Type 2 diabetes drug can exhaust insulin-producing cells

London :Long-term use of liraglutide – a drug used to lower blood sugar levels in type 2 diabetes patients – may have a deteriorating effect on insulin-producing beta cells, leading to an increase in blood sugar levels, a new study has claimed.

There is now compelling evidence that liraglutide therapy is efficacious at least in the short term, since it produces an initial reduction in blood sugar.

However, many patients do not respond to the treatment and some even display adverse reactions such as nausea, vomiting and diarrhoea.

Researchers from Karolinska Institute in Sweden and University of Miami in US conducted a study on mice implanted with human insulin-producing cells.

Blood-sugar suppressors in the form of analogues of the incretin hormone GLP-1 are commonly used in the treatment of type 2 diabetes, since they stimulate the glucose response of the pancreatic beta cells to make them secrete more insulin.

To study the long-term effects of incretin therapy, researchers worked with humanised mice, generated by transplanting human insulin-producing cells into the anterior chamber of the eye.

The mice were given daily doses of liraglutide for more than 250 days, during which time the researchers were able to monitor how the pancreatic beta cells were affected.

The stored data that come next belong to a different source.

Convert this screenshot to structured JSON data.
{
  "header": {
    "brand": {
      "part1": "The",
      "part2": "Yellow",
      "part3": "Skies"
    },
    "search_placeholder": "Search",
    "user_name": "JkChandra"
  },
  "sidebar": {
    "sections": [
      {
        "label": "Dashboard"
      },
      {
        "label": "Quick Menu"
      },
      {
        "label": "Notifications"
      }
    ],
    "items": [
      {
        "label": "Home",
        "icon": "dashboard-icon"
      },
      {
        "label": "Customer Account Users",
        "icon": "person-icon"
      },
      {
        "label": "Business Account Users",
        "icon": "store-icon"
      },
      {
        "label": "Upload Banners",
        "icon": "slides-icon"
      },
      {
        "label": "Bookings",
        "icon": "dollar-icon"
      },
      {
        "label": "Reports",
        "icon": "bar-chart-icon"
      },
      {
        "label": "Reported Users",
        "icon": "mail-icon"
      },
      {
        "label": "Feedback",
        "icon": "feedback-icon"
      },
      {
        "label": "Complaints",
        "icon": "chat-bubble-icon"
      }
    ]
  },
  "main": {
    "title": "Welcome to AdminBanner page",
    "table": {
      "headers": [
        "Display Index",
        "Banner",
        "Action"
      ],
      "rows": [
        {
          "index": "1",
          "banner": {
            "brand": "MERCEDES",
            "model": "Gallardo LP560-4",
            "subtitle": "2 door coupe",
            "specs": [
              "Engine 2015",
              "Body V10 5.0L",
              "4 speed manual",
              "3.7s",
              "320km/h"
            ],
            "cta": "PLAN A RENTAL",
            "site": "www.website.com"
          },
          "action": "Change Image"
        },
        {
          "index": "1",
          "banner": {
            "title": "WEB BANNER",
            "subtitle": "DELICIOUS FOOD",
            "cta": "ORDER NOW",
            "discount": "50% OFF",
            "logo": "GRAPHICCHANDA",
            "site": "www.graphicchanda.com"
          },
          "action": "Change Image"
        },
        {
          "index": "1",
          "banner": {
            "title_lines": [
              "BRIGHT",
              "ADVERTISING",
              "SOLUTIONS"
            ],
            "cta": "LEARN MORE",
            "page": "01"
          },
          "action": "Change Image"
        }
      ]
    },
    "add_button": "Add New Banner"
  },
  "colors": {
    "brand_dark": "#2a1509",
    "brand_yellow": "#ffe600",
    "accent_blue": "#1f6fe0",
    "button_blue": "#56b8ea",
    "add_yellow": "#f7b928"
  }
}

The results showed an initial improvement in the insulin-producing cells, followed by a gradual exhaustion, with reduced secretion of insulin as a response to glucose. This, they say, was unexpected.

“Given the lack of clinical studies on the long-term effect of these drugs in diabetes patients, this is a very important discovery,” said Midhat Abdulreda from University of Miami.

“We also need to take these results into account before prescribing blood-sugar suppressing GLP-1 analogues when planning long-term treatment regimens for patients,” said Per-Olof Berggren from Karolinska Institute.

“Our study also shows in general how to carry out in vivo studies of the long-term effects of drugs on human insulin-producing cells, which should be extremely important to the drug industry,” said Berggren. The findings were published in the journal Cell Metabolism.